NEW ORLEANS (Oct. 4, 2012) – “You can tweet me @….” This phrase ends most conversations these days. Twitter names are given out as frequently as phone numbers and e-mail addresses, if not more. Twitter has taken over as a means of communication and is ranked the No. 1 social media outlet in the world, with more than 400 million tweets posted a day.
But are we aware of what’s happening when we use it and the consequences of its use?
That was the issue Dr. Walter Kimbrough, the new Dillard University president, brought to the attention of the student body in a recent Convocation when he cautioned that, “Twitter is a tool not a toy.”
Kimbrough noted that DU students must be cautious about its use as aspiring future workers in corporate America because ALL messages are saved and because of the wide reach these messages have, with their possible effect on the Dillard brand and reputation.
In the message of Twitter being an effective way to destroy you professionally, there is truth.
Employers do background checks, and not just criminal ones anymore.
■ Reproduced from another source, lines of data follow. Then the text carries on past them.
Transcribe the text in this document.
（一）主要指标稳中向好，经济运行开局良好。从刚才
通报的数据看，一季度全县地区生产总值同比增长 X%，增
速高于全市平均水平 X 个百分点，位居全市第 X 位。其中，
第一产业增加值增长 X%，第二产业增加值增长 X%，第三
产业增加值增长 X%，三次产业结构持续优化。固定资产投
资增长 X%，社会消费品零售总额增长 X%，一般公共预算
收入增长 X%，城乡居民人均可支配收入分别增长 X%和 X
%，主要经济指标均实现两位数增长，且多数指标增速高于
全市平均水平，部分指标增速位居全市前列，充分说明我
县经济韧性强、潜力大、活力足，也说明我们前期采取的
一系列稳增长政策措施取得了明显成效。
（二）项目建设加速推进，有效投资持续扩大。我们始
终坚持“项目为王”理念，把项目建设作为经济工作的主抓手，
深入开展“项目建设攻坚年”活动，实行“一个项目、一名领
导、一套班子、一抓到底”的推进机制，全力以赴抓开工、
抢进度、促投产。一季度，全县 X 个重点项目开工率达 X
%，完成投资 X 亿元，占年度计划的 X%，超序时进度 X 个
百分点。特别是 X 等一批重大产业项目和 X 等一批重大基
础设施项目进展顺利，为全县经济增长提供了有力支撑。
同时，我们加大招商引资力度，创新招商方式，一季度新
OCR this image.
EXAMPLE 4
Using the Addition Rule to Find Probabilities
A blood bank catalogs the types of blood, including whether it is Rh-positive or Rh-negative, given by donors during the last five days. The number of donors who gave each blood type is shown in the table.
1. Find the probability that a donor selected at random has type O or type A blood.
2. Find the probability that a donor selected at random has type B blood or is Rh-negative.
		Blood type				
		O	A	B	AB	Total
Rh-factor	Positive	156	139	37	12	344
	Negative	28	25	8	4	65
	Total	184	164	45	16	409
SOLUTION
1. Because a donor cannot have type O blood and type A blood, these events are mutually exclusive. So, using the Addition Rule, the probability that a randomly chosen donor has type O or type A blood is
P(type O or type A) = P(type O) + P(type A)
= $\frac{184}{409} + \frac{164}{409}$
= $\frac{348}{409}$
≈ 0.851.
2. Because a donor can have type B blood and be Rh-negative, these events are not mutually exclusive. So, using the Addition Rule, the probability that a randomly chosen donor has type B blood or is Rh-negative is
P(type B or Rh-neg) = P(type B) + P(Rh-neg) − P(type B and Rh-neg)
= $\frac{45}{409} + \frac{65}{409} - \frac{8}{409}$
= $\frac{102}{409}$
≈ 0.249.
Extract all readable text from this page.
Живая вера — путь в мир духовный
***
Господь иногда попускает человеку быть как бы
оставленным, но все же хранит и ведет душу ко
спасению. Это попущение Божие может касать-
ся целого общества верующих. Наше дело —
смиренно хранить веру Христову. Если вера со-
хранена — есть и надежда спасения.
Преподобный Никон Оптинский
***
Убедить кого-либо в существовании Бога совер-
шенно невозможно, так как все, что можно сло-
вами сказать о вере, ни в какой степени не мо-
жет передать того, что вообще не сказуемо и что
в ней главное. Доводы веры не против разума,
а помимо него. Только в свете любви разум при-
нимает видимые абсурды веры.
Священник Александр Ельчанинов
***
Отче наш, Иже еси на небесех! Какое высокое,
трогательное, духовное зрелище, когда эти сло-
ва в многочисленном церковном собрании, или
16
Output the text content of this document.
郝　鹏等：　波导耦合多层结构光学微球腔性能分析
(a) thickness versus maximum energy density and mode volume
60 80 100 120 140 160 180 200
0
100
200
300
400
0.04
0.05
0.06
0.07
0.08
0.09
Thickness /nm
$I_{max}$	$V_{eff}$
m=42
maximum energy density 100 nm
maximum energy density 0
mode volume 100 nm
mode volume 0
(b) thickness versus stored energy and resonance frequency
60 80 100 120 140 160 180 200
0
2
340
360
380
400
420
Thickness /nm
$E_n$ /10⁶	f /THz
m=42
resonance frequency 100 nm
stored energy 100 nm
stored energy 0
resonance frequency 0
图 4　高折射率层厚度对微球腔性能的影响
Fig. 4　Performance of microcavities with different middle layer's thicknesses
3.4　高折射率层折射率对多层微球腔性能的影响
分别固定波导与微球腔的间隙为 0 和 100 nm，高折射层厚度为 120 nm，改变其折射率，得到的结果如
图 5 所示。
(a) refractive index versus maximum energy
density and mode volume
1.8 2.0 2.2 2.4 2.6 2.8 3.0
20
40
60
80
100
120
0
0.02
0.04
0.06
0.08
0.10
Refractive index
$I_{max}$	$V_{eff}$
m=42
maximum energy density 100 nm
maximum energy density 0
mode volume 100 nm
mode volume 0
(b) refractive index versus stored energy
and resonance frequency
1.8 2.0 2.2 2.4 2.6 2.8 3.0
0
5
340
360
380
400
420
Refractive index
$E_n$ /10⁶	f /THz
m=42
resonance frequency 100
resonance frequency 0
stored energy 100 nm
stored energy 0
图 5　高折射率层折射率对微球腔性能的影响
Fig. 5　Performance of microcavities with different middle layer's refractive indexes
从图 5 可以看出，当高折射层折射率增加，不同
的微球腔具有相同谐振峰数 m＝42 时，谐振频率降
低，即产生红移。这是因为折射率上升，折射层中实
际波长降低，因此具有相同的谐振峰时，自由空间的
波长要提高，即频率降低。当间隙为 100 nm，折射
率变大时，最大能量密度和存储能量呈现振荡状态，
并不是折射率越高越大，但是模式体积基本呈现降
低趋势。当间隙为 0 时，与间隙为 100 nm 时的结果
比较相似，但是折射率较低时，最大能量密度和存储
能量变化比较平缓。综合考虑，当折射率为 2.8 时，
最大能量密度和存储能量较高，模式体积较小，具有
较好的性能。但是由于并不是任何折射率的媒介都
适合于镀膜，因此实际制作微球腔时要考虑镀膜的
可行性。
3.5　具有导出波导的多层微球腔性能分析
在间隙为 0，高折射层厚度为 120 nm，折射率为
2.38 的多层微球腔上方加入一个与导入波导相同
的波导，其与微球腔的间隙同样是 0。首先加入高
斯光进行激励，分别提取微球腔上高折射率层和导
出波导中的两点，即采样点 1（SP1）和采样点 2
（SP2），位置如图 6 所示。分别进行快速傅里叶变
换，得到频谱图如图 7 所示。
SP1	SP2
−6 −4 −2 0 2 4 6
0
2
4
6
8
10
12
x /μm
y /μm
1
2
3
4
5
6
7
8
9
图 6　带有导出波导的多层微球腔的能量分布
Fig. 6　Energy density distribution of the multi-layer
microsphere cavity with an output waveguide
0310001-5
Social media websites are checked more often than not before employment.
Even the Library of Congress has gotten involved in twitter-mania. According to USA Today, the Library of Congress and Twitter have an agreement to archive every public tweet ever sent over the web.
That’s about 400 million tweets daily. This means every time a person hits that blue button to post their random thoughts onto their twitter timeline, it is saved in an archive forever.
The wild and crazy days of one’s youth used to be relegated to photos and stories told to acquaintances. Today’s young adults have to remember that Facebook, Twitter and other online software are capturing our actions and thoughts for future generations. Can you imagine: In future generations, people will be able to visit the Library of Congress and see how their great-grandmother really was back in the day.
Do you think you want to run for a political office? Check your timeline. Anything you have ever said that may be the slightest bit offensive could be taken out of context and brought up in any election.
Regarding future employment, Kimbrough said Twitter is used primarily to announce your brand to the world. The way you portray yourself online is how people will view you and may impact employer’s views in the future.
Why is what we tweet so important? The things we post on Twitter are merely thoughts that come to our mind that no one is around to listen to. They are the things that we are exposed to everyday. These tweets are feelings that we care to share with those who follow us. How are our feelings and beliefs detrimental to the university?
Understanding the need to keep Dillard’s positive image, the idea of keeping negative tweets about the school to a minimum makes sense.
The president noted, that when he was in college he would say some of the same things that he has read students saying. However, the lack of social networking back then kept him from announcing it to the world.
Kimbrough said anytime a student says anything negative about Dillard’s students or faculty, it is destroying the school’s level of family.
We are not suggesting censorship or reducing your number of tweets. It is a friendly reminder that maybe we should become more conscious of what we put online for the world to see.